30 days without Instagram

Over a month ago I decided to deactivate my Instagram and apart from Facebook which I very rarely check I have no other social media. I did so because I found it was becoming a distraction in my life and was subtracting value, rather than adding it. One of the best ways to find out the value of something is to temporarily, voluntarily deprive yourself of it. Here are my thoughts on the experience

I didn’t miss anything

Immediately on reactivating my Instagram I looked at a bunch of people’s profiles I’d been yearning to see and it turned out I hadn’t missed anything. Most of the people didn’t actually post that much and what they did post wasn’t anything groundbreaking or momentus. This made me realise that I can probably go a day or two without checking Instagram and still be fine.

Follow less people

Stop trying to keep up with everyone and everything, it’s simple not possible. I currently follow about 70 and want to get that down to even less. If that’s too extreme for you then try to keep it under 150 which is Dunbar’s number which is the suggested number of relationships we can maintain. This has a two-fold impact: there is less to keep updated with and the deeper and richer those remaining connections and interactions can be.

Use social media as a social tool

Like any tool there is a wrong way and a right way it can be used. I realised I had been doing it all wrong – jumping into the app, see what’s new, scroll, like, rinse and repeat. But that is a highly passive way to interact and doesn’t build much connection. Going forward I want to be more interactive on it by posting comments on posts and sending messages to people who have added value to my day, I want to continue the conversation that their post started or that sparked interest.

I replaced the time

Since I was no longer spending time in the app I found myself spending my time much more constructively by reading a lot more books. Also I physically replaced its location in my dock with my Kindle app and I’ve squirrelled away Instagram in a folder so it’s now less tempting.

What story do you want to tell?

The way I see it is that you can use Instagram as a personal account and post everything from selfies to quotes or you use it as a business/brand/personality and keep all your posts within a certain subject. Some people use it as a digital journal to flick back through and remember fond memories. Others to promote their business. Or as a creative outlet for showing their physical or digital creations. In my opinion I would just pick one and stick to it. This helps to solidify what you are using the service for and feel less that the service is using you.

I’d do it again

If you have a big project coming up, you’re feeling time stressed, noticing low self-esteem or any of the other negative effects of social media then don’t hesitate to hit that deactivate button! The beauty is you won’t lose anything when you want to come back and in the interim you won’t get any notifications and people won’t be able to find or interact with you.

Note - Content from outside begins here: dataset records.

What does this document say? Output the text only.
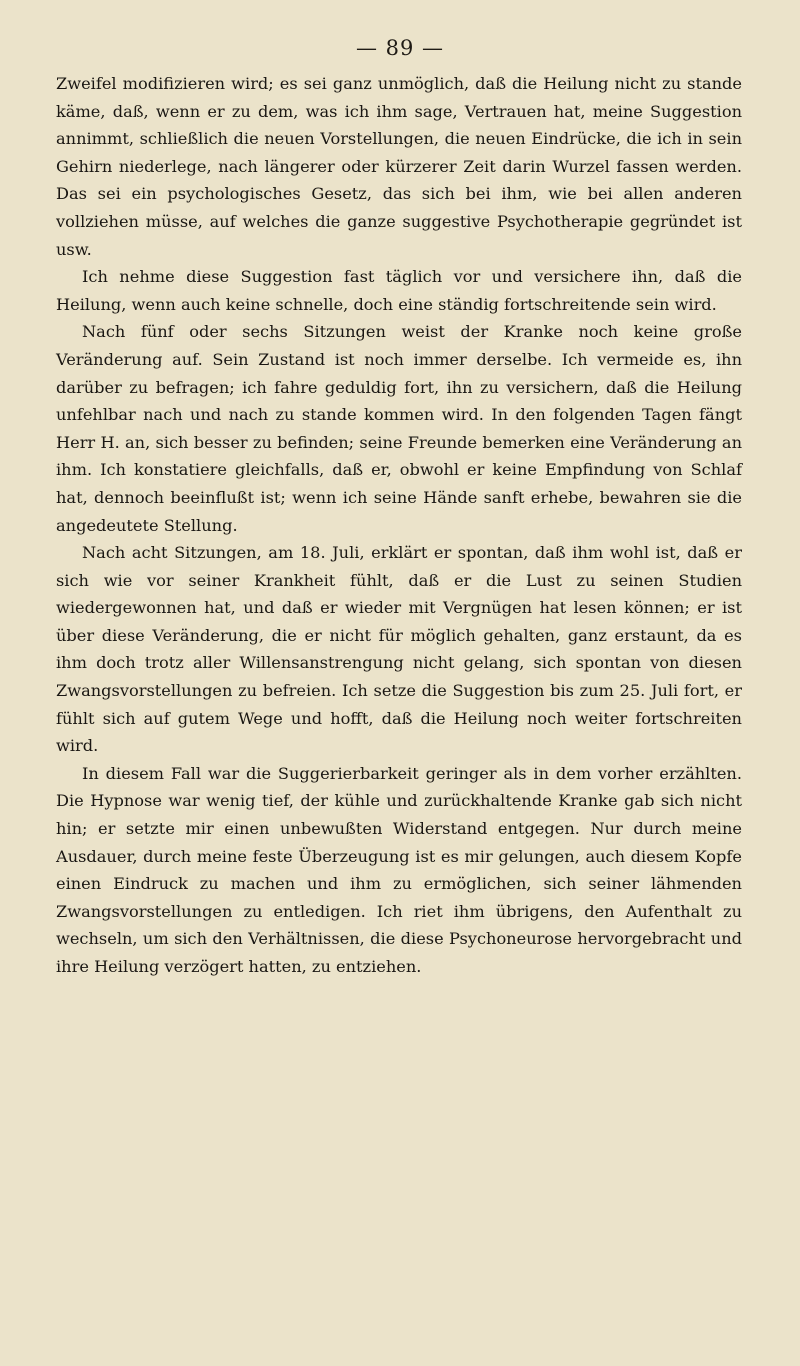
— 89 —

Zweifel modifizieren wird; es sei ganz unmöglich, daß die Heilung nicht zu stande käme, daß, wenn er zu dem, was ich ihm sage, Vertrauen hat, meine Suggestion annimmt, schließlich die neuen Vorstellungen, die neuen Eindrücke, die ich in sein Gehirn niederlege, nach längerer oder kürzerer Zeit darin Wurzel fassen werden. Das sei ein psychologisches Gesetz, das sich bei ihm, wie bei allen anderen vollziehen müsse, auf welches die ganze suggestive Psychotherapie gegründet ist usw.

Ich nehme diese Suggestion fast täglich vor und versichere ihn, daß die Heilung, wenn auch keine schnelle, doch eine ständig fortschreitende sein wird.

Nach fünf oder sechs Sitzungen weist der Kranke noch keine große Veränderung auf. Sein Zustand ist noch immer derselbe. Ich vermeide es, ihn darüber zu befragen; ich fahre geduldig fort, ihn zu versichern, daß die Heilung unfehlbar nach und nach zu stande kommen wird. In den folgenden Tagen fängt Herr H. an, sich besser zu befinden; seine Freunde bemerken eine Veränderung an ihm. Ich konstatiere gleichfalls, daß er, obwohl er keine Empfindung von Schlaf hat, dennoch beeinflußt ist; wenn ich seine Hände sanft erhebe, bewahren sie die angedeutete Stellung.

Nach acht Sitzungen, am 18. Juli, erklärt er spontan, daß ihm wohl ist, daß er sich wie vor seiner Krankheit fühlt, daß er die Lust zu seinen Studien wiedergewonnen hat, und daß er wieder mit Vergnügen hat lesen können; er ist über diese Veränderung, die er nicht für möglich gehalten, ganz erstaunt, da es ihm doch trotz aller Willensanstrengung nicht gelang, sich spontan von diesen Zwangsvorstellungen zu befreien. Ich setze die Suggestion bis zum 25. Juli fort, er fühlt sich auf gutem Wege und hofft, daß die Heilung noch weiter fortschreiten wird.

In diesem Fall war die Suggerierbarkeit geringer als in dem vorher erzählten. Die Hypnose war wenig tief, der kühle und zurückhaltende Kranke gab sich nicht hin; er setzte mir einen unbewußten Widerstand entgegen. Nur durch meine Ausdauer, durch meine feste Überzeugung ist es mir gelungen, auch diesem Kopfe einen Eindruck zu machen und ihm zu ermöglichen, sich seiner lähmenden Zwangsvorstellungen zu entledigen. Ich riet ihm übrigens, den Aufenthalt zu wechseln, um sich den Verhältnissen, die diese Psychoneurose hervorgebracht und ihre Heilung verzögert hatten, zu entziehen.
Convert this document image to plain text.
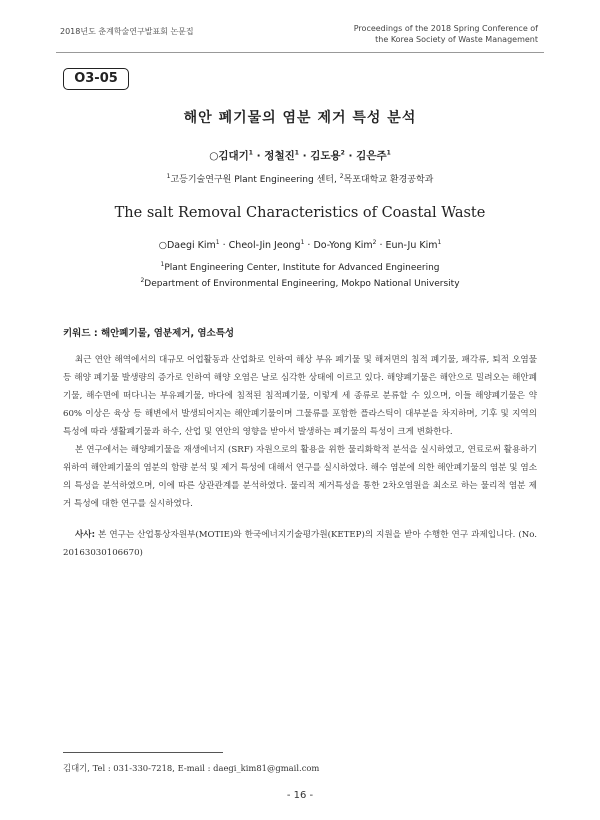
2018년도 춘계학술연구발표회 논문집	Proceedings of the 2018 Spring Conference of
the Korea Society of Waste Management
O3-05
해안 폐기물의 염분 제거 특성 분석
○김대기$^1$ · 정철진$^1$ · 김도용$^2$ · 김은주$^1$
$^1$고등기술연구원 Plant Engineering 센터, $^2$목포대학교 환경공학과
The salt Removal Characteristics of Coastal Waste
○Daegi Kim$^1$ · Cheol-Jin Jeong$^1$ · Do-Yong Kim$^2$ · Eun-Ju Kim$^1$
$^1$Plant Engineering Center, Institute for Advanced Engineering
$^2$Department of Environmental Engineering, Mokpo National University
키워드 : 해안폐기물, 염분제거, 염소특성

최근 연안 해역에서의 대규모 어업활동과 산업화로 인하여 해상 부유 폐기물 및 해저면의 침적 폐기물, 패각류, 퇴적 오염물 등 해양 폐기물 발생량의 증가로 인하여 해양 오염은 날로 심각한 상태에 이르고 있다. 해양폐기물은 해안으로 밀려오는 해안폐기물, 해수면에 떠다니는 부유폐기물, 바다에 침적된 침적폐기물, 이렇게 세 종류로 분류할 수 있으며, 이들 해양폐기물은 약 60% 이상은 육상 등 해변에서 발생되어지는 해안폐기물이며 그물류를 포함한 플라스틱이 대부분을 차지하며, 기후 및 지역의 특성에 따라 생활폐기물과 하수, 산업 및 연안의 영향을 받아서 발생하는 폐기물의 특성이 크게 변화한다.

본 연구에서는 해양폐기물을 재생에너지 (SRF) 자원으로의 활용을 위한 물리화학적 분석을 실시하였고, 연료로써 활용하기 위하여 해안폐기물의 염분의 함량 분석 및 제거 특성에 대해서 연구를 실시하였다. 해수 염분에 의한 해안폐기물의 염분 및 염소의 특성을 분석하였으며, 이에 따른 상관관계를 분석하였다. 물리적 제거특성을 통한 2차오염원을 최소로 하는 물리적 염분 제거 특성에 대한 연구를 실시하였다.

사사: 본 연구는 산업통상자원부(MOTIE)와 한국에너지기술평가원(KETEP)의 지원을 받아 수행한 연구 과제입니다. (No. 20163030106670)

김대기, Tel : 031-330-7218, E-mail : daegi_kim81@gmail.com
- 16 -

During my time off I came across two great articles from Cal Newport who has been very vocal against social media:

  1. Beyond #DeleteFacebook: More Thoughts on Embracing the Social Internet Over Social Media

  1. On Analog Social Media

Here are Newport’s helpful tips:

I’ve evolved a more nuanced philosophy that I call slow social media.

Here are the basic principles:

• Only use a given social media service if it provides valuable benefits that would be hard to replace. Use these services only for these purposes.

• Delete all social media apps from your phone. (Few serious uses for social media require that you can access it wherever you are throughout the day.) Instead, access social media through a web browser on your laptop or desktop, once or twice a week.

• When logged onto a social media service, don’t click “like” or follow links unrelated to your specific, high-value purposes — these activities mainly serve the social media conglomerate’s attempts to package you into data slivers that they can sell to the highest bidder.

Adding these restrictions also has the benefit of clarifying the true value of the activities that keep you in the social media orbit. If you find that the extra obstacle of using a web browser instead of your phone prevents you from using a given service for more than a month, than you should quit it altogether.

(Emphasis mine) – admittedly I will find this hard but I’m going to try it.

I don’t think social media is an inherently bad thing. But I do think it has evolved too quickly for us to understand the longterm effects on our well-being. Added to that, the “free” business model and tactics these services employ to get us to stay engaged should lead us to use it with caution.